An antitrust act is causing Penn National Gaming’s chairman to step down, following the company’s $2.8 billion acquisition of Pinnacle Entertainment Inc. last year.
Penn National— which operates 42 gaming companies, including the M Resort and Tropicana — announced Friday that Peter Carlino is stepping down from his role as chairman after 25 years.
The shift was made to comply with the Clayton Antitrust Act, which makes Carlino ineligible to serve as a director to both Penn National and Gaming and Leisure Properties Inc., a real estate investment trust company that spun out of Penn National in 2013. The restrictions were put in place after Penn National acquired gambling company Pinnacle Entertainment in October 2018, which changed the company’s asset composition.

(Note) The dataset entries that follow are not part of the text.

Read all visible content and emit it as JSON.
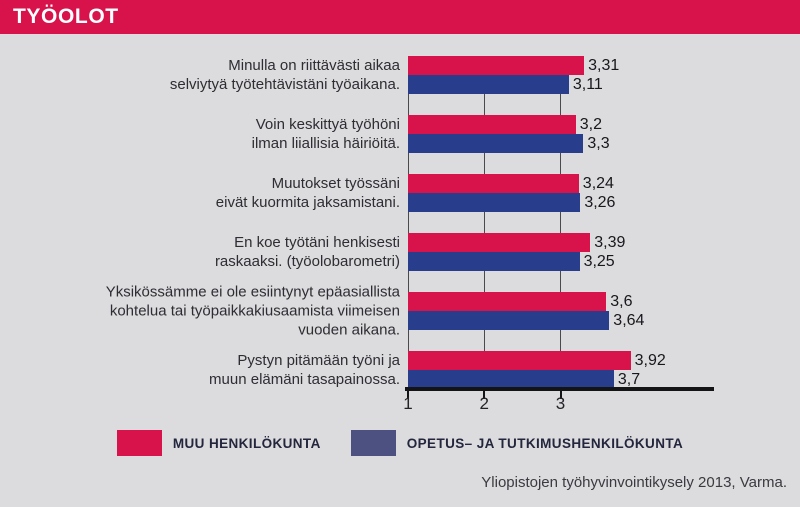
{
  "header": {
    "title": "TYÖOLOT",
    "bg_color": "#d8124a",
    "text_color": "#ffffff"
  },
  "footer": {
    "source": "Yliopistojen työhyvinvointikysely 2013, Varma."
  },
  "colors": {
    "background": "#dcdcde",
    "accent_crimson": "#d8124a",
    "bar_navy": "#293d8d",
    "legend_slate": "#4d5181",
    "axis_black": "#141416"
  },
  "chart_data": {
    "type": "bar",
    "orientation": "horizontal",
    "title": "TYÖOLOT",
    "categories": [
      [
        "Minulla on riittävästi aikaa",
        "selviytyä työtehtävistäni työaikana."
      ],
      [
        "Voin keskittyä työhöni",
        "ilman liiallisia häiriöitä."
      ],
      [
        "Muutokset työssäni",
        "eivät kuormita jaksamistani."
      ],
      [
        "En koe työtäni henkisesti",
        "raskaaksi. (työolobarometri)"
      ],
      [
        "Yksikössämme ei ole esiintynyt epäasiallista",
        "kohtelua tai työpaikkakiusaamista viimeisen",
        "vuoden aikana."
      ],
      [
        "Pystyn pitämään työni ja",
        "muun elämäni tasapainossa."
      ]
    ],
    "series": [
      {
        "name": "MUU HENKILÖKUNTA",
        "color": "#d8124a",
        "legend_color": "#d8124a",
        "values": [
          3.31,
          3.2,
          3.24,
          3.39,
          3.6,
          3.92
        ],
        "value_labels": [
          "3,31",
          "3,2",
          "3,24",
          "3,39",
          "3,6",
          "3,92"
        ]
      },
      {
        "name": "OPETUS– JA TUTKIMUSHENKILÖKUNTA",
        "color": "#293d8d",
        "legend_color": "#4d5181",
        "values": [
          3.11,
          3.3,
          3.26,
          3.25,
          3.64,
          3.7
        ],
        "value_labels": [
          "3,11",
          "3,3",
          "3,26",
          "3,25",
          "3,64",
          "3,7"
        ]
      }
    ],
    "xlim": [
      1,
      5
    ],
    "xticks": [
      1,
      2,
      3
    ],
    "grid": true,
    "legend_position": "bottom"
  }
}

Carlino had served as chairman since the company’s initial public offering in 1994, and had previously served as CEO until 2013. He will remain chairman and CEO of GLPI, and will have a non-voting role at Penn National as chairman emeritus.
Carlino resigned from the board of directors Tuesday, and the change will go into effect June 12, according to a Securities and Exchange Commission filing from Penn National. The SEC filing from Penn National said Carlino didn’t resign from “any dispute or disagreement.”
The company has reduced the size of its board to seven members following Carlino’s resignation. David Handler, who has served on the company’s board since 1994, will fill in as chairman. Handler is a partner at financial advisory and private equity firm Centerview Partners. He is set to receive $50,000 as a retainer fee and $375,000 in company equity.